SRIVAS CHENNUUsing electroencephalography (EEG)—a far simpler and cheaper brain imaging technique that functional magnetic resonance imaging (fMRI)—to compare brain activity of healthy adults with 32 vegetative or minimally conscious patients, University of Cambridge researchers found that “the rich and diversely connected networks that support awareness are characteristically impaired in patients, lacking the ability to efficiently integrate information across disparate regions via well-connected hubs,” they wrote in a PLOS Computational Biology paper published last week (October 16).
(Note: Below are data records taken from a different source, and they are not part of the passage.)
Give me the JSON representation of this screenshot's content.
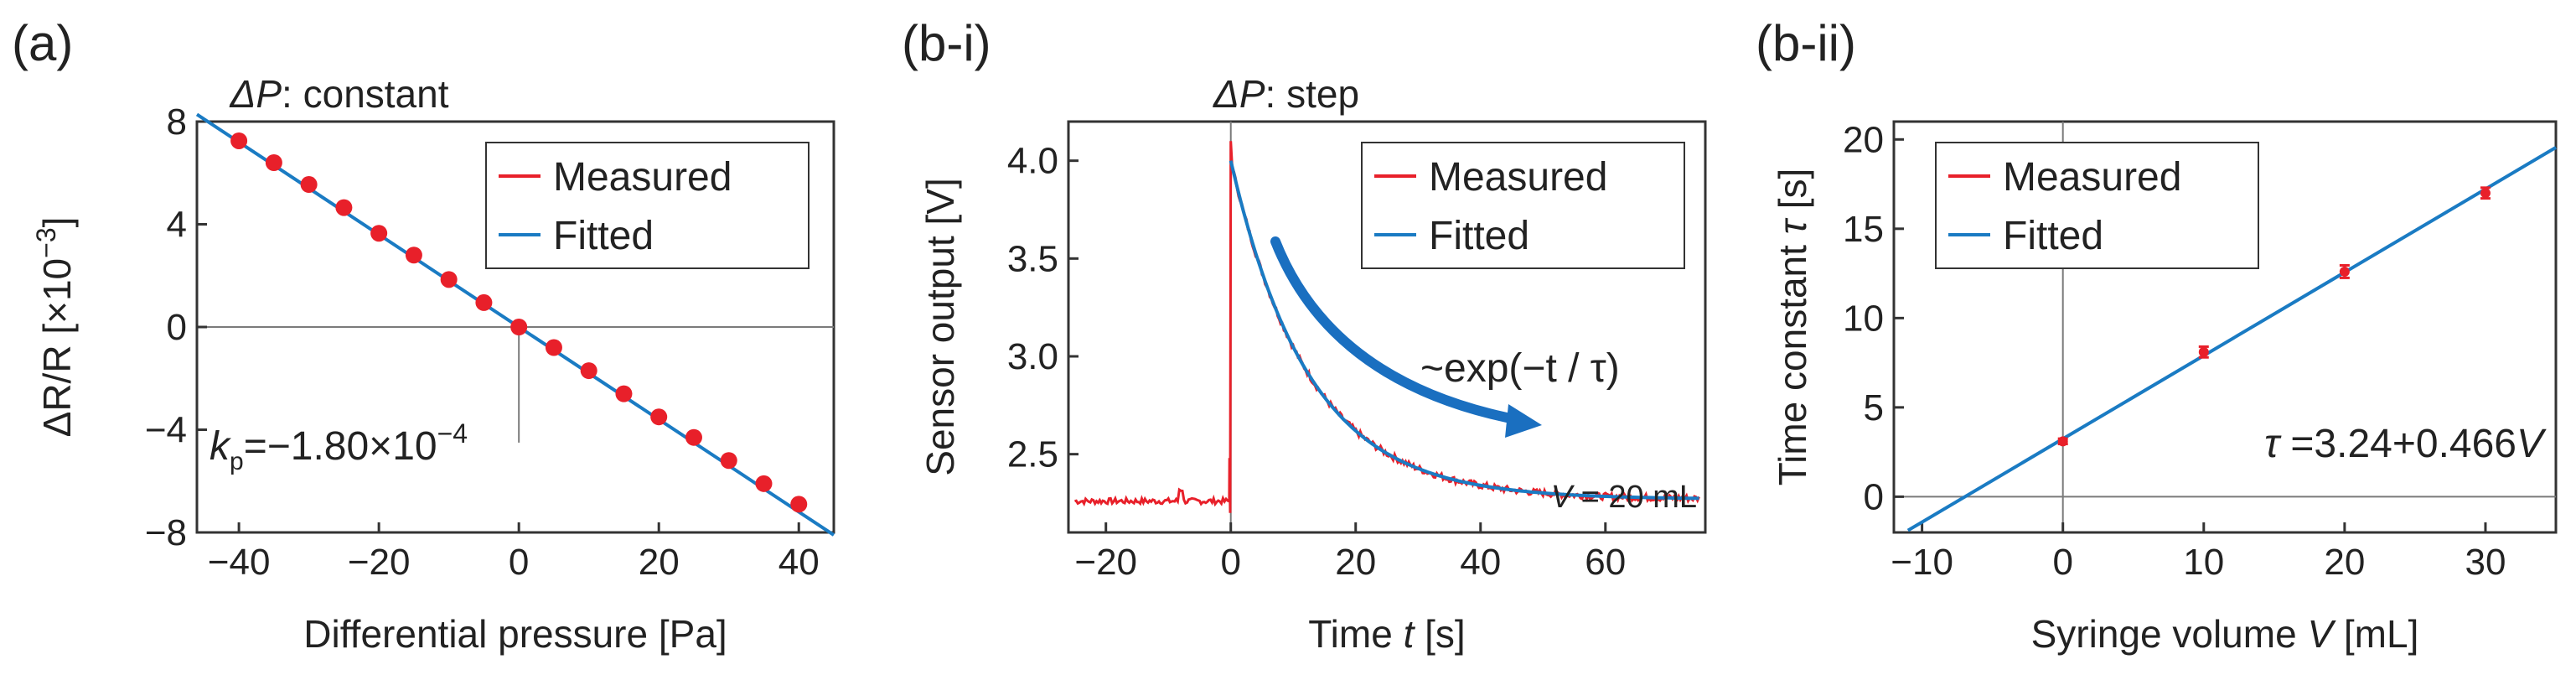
{
  "colors": {
    "measured": "#e8202a",
    "fitted": "#1a7bc3",
    "arrow": "#1a6fc0",
    "zero": "#7a7a7a"
  },
  "panels": [
    {
      "label": "(a)",
      "title_prefix": "ΔP",
      "title_suffix": ": constant",
      "xlabel": "Differential pressure [Pa]",
      "ylabel_main": "ΔR/R [×10",
      "ylabel_exp": "−3",
      "ylabel_end": "]",
      "legend": [
        "Measured",
        "Fitted"
      ],
      "ann_k": "k",
      "ann_sub": "p",
      "ann_eq": "=−1.80×10",
      "ann_exp": "−4"
    },
    {
      "label": "(b-i)",
      "title_prefix": "ΔP",
      "title_suffix": ": step",
      "xlabel_pre": "Time ",
      "xlabel_var": "t",
      "xlabel_post": " [s]",
      "ylabel": "Sensor output [V]",
      "legend": [
        "Measured",
        "Fitted"
      ],
      "ann_exp": "~exp(−t / τ)",
      "ann_vol_var": "V",
      "ann_vol": " = 20 mL"
    },
    {
      "label": "(b-ii)",
      "xlabel_pre": "Syringe volume ",
      "xlabel_var": "V",
      "xlabel_post": " [mL]",
      "ylabel_pre": "Time constant ",
      "ylabel_var": "τ",
      "ylabel_post": " [s]",
      "legend": [
        "Measured",
        "Fitted"
      ],
      "ann_tau": "τ",
      "ann_eq": " =3.24+0.466",
      "ann_v": "V"
    }
  ],
  "chart_data": [
    {
      "type": "scatter",
      "title": "ΔP: constant",
      "xlabel": "Differential pressure [Pa]",
      "ylabel": "ΔR/R [×10−3]",
      "xlim": [
        -46,
        45
      ],
      "ylim": [
        -8,
        8
      ],
      "xticks": [
        -40,
        -20,
        0,
        20,
        40
      ],
      "yticks": [
        -8,
        -4,
        0,
        4,
        8
      ],
      "series": [
        {
          "name": "Measured",
          "x": [
            -40,
            -35,
            -30,
            -25,
            -20,
            -15,
            -10,
            -5,
            0,
            5,
            10,
            15,
            20,
            25,
            30,
            35,
            40
          ],
          "y": [
            7.25,
            6.4,
            5.55,
            4.65,
            3.65,
            2.8,
            1.85,
            0.95,
            0,
            -0.8,
            -1.7,
            -2.6,
            -3.5,
            -4.3,
            -5.2,
            -6.1,
            -6.9
          ]
        },
        {
          "name": "Fitted",
          "type": "line",
          "x": [
            -46,
            45
          ],
          "y": [
            8.28,
            -8.1
          ]
        }
      ],
      "annotation": "kp=−1.80×10−4"
    },
    {
      "type": "line",
      "title": "ΔP: step",
      "xlabel": "Time t [s]",
      "ylabel": "Sensor output [V]",
      "xlim": [
        -26,
        76
      ],
      "ylim": [
        2.1,
        4.2
      ],
      "xticks": [
        -20,
        0,
        20,
        40,
        60
      ],
      "yticks": [
        2.5,
        3.0,
        3.5,
        4.0
      ],
      "model": {
        "baseline": 2.27,
        "peak": 4.0,
        "tau": 12.5,
        "step_time": 0
      },
      "series": [
        {
          "name": "Measured",
          "x": [
            -25,
            -10,
            -0.5,
            0,
            5,
            10,
            20,
            30,
            40,
            50,
            60,
            75
          ],
          "y": [
            2.26,
            2.25,
            2.25,
            4.1,
            3.37,
            2.97,
            2.55,
            2.38,
            2.31,
            2.29,
            2.27,
            2.27
          ]
        },
        {
          "name": "Fitted",
          "x": [
            0,
            5,
            10,
            20,
            30,
            40,
            50,
            60,
            75
          ],
          "y": [
            4.0,
            3.43,
            3.04,
            2.62,
            2.42,
            2.34,
            2.3,
            2.28,
            2.27
          ]
        }
      ],
      "annotations": [
        "~exp(−t / τ)",
        "V = 20 mL"
      ]
    },
    {
      "type": "scatter",
      "xlabel": "Syringe volume V [mL]",
      "ylabel": "Time constant τ [s]",
      "xlim": [
        -12,
        35
      ],
      "ylim": [
        -2,
        21
      ],
      "xticks": [
        -10,
        0,
        10,
        20,
        30
      ],
      "yticks": [
        0,
        5,
        10,
        15,
        20
      ],
      "series": [
        {
          "name": "Measured",
          "x": [
            0,
            10,
            20,
            30
          ],
          "y": [
            3.1,
            8.1,
            12.6,
            17.0
          ],
          "err": [
            0.15,
            0.3,
            0.35,
            0.3
          ]
        },
        {
          "name": "Fitted",
          "type": "line",
          "x": [
            -11,
            35
          ],
          "y": [
            -1.886,
            19.55
          ]
        }
      ],
      "annotation": "τ =3.24+0.466V"
    }
  ]
}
Importantly, the researchers identified some patients with networks that were much more similar to those of healthy adults, and these patients showed signs of “hidden awareness,” such as being able to follow commands by imaging different activities.
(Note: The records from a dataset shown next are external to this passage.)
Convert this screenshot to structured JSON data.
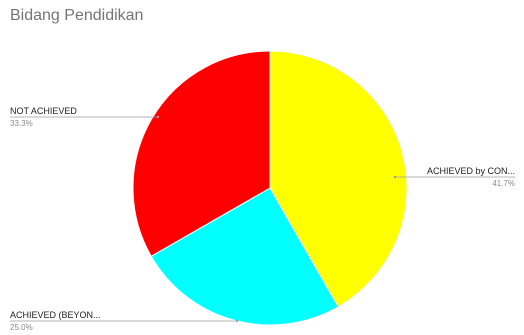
{
  "chart_data": {
    "type": "pie",
    "title": "Bidang Pendidikan",
    "slices": [
      {
        "label": "ACHIEVED by CON...",
        "value": 41.7,
        "percent_label": "41.7%",
        "color": "#ffff00"
      },
      {
        "label": "ACHIEVED (BEYON...",
        "value": 25.0,
        "percent_label": "25.0%",
        "color": "#00ffff"
      },
      {
        "label": "NOT ACHIEVED",
        "value": 33.3,
        "percent_label": "33.3%",
        "color": "#ff0000"
      }
    ],
    "start_angle": "top (12 o'clock)",
    "direction": "clockwise",
    "legend": "none (slice labels with leader lines)"
  }
}
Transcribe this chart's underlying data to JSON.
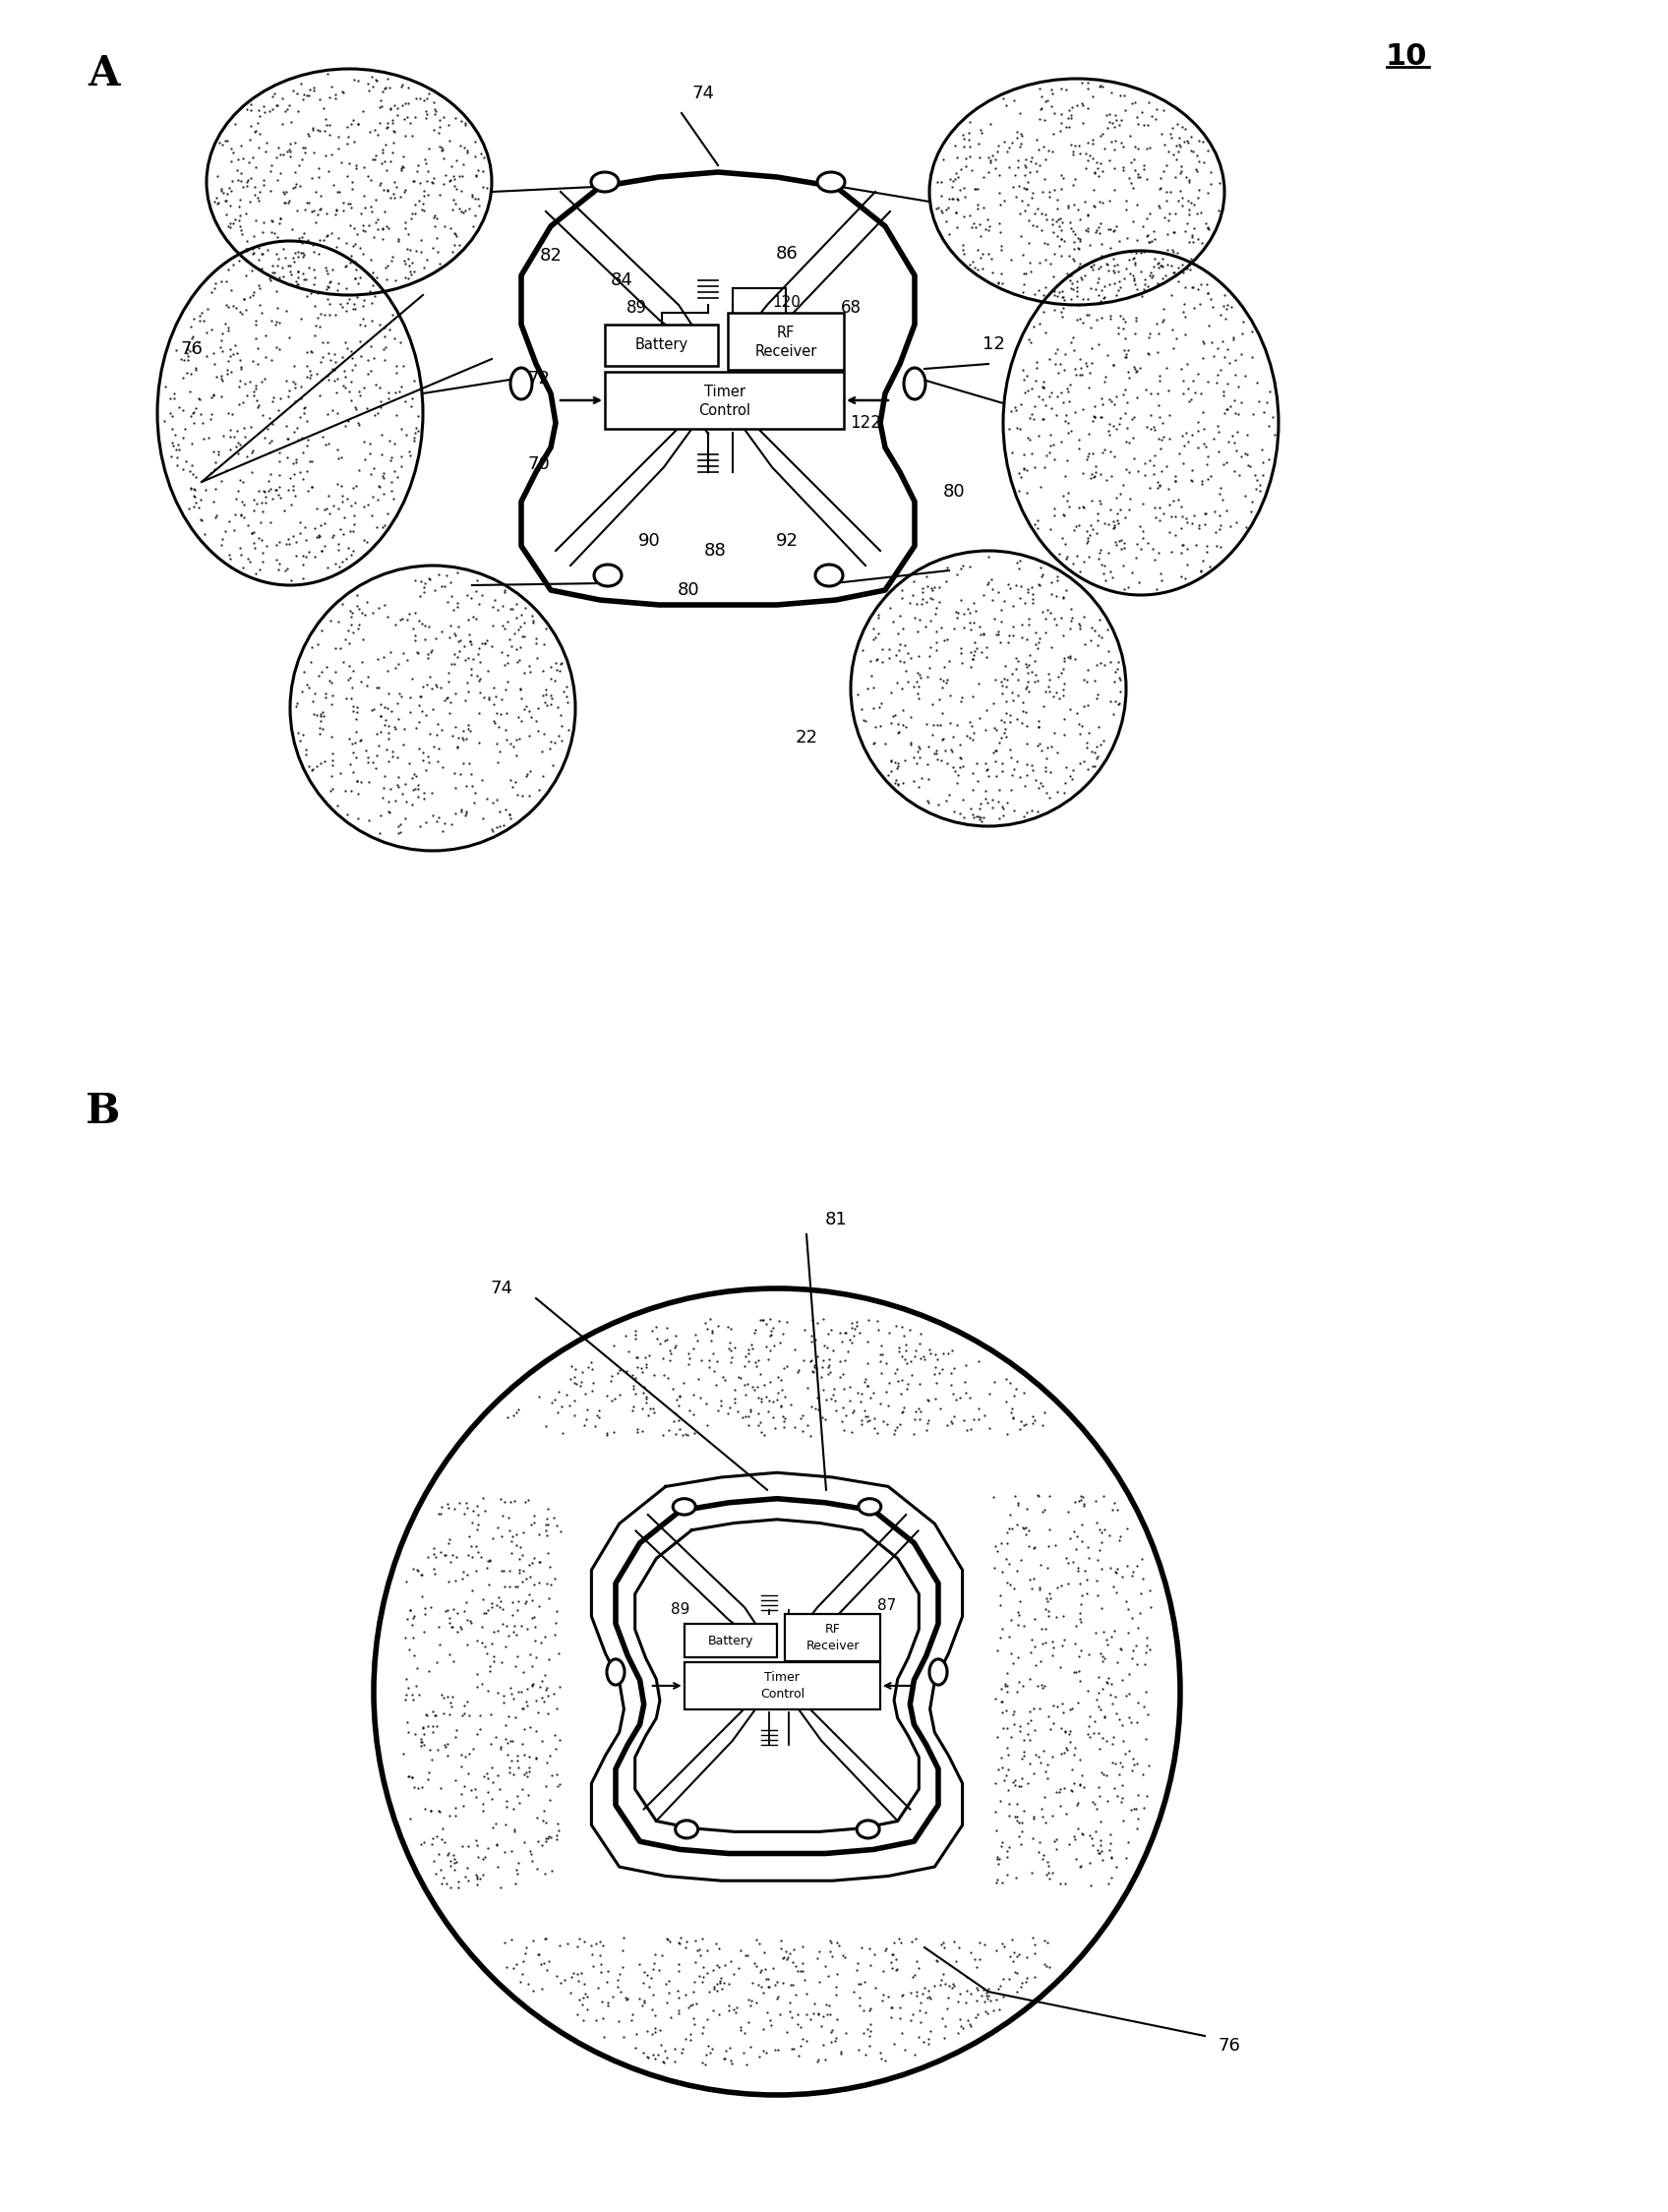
{
  "bg_color": "#ffffff",
  "fig_width": 16.96,
  "fig_height": 22.49,
  "label_A": "A",
  "label_B": "B",
  "label_10": "10"
}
“Being able to detect the recovery of brain networks in patients, alongside or even before they show behavioural signs of improvement, is very promising,” the authors said in a press release. “However, further work is essential to translate these scientific advances into viable tools that can be reliably used at the patients’ bedsides to accurately inform and guide their clinical care.”
Understanding consciousness has become a popular area of neuroscience research, as scientists aim to characterize brain activity patterns that can identify signs of awareness in seemingly vegetative patients. “[F]or patients diagnosed as vegetative and minimally conscious, and their families, this is far more than just an academic question—it takes on a very real significance,” Cambridge’s Srivas Chennu said in a statement. “Our research could improve clinical assessment and help identify patients who might be covertly aware despite being uncommunicative.”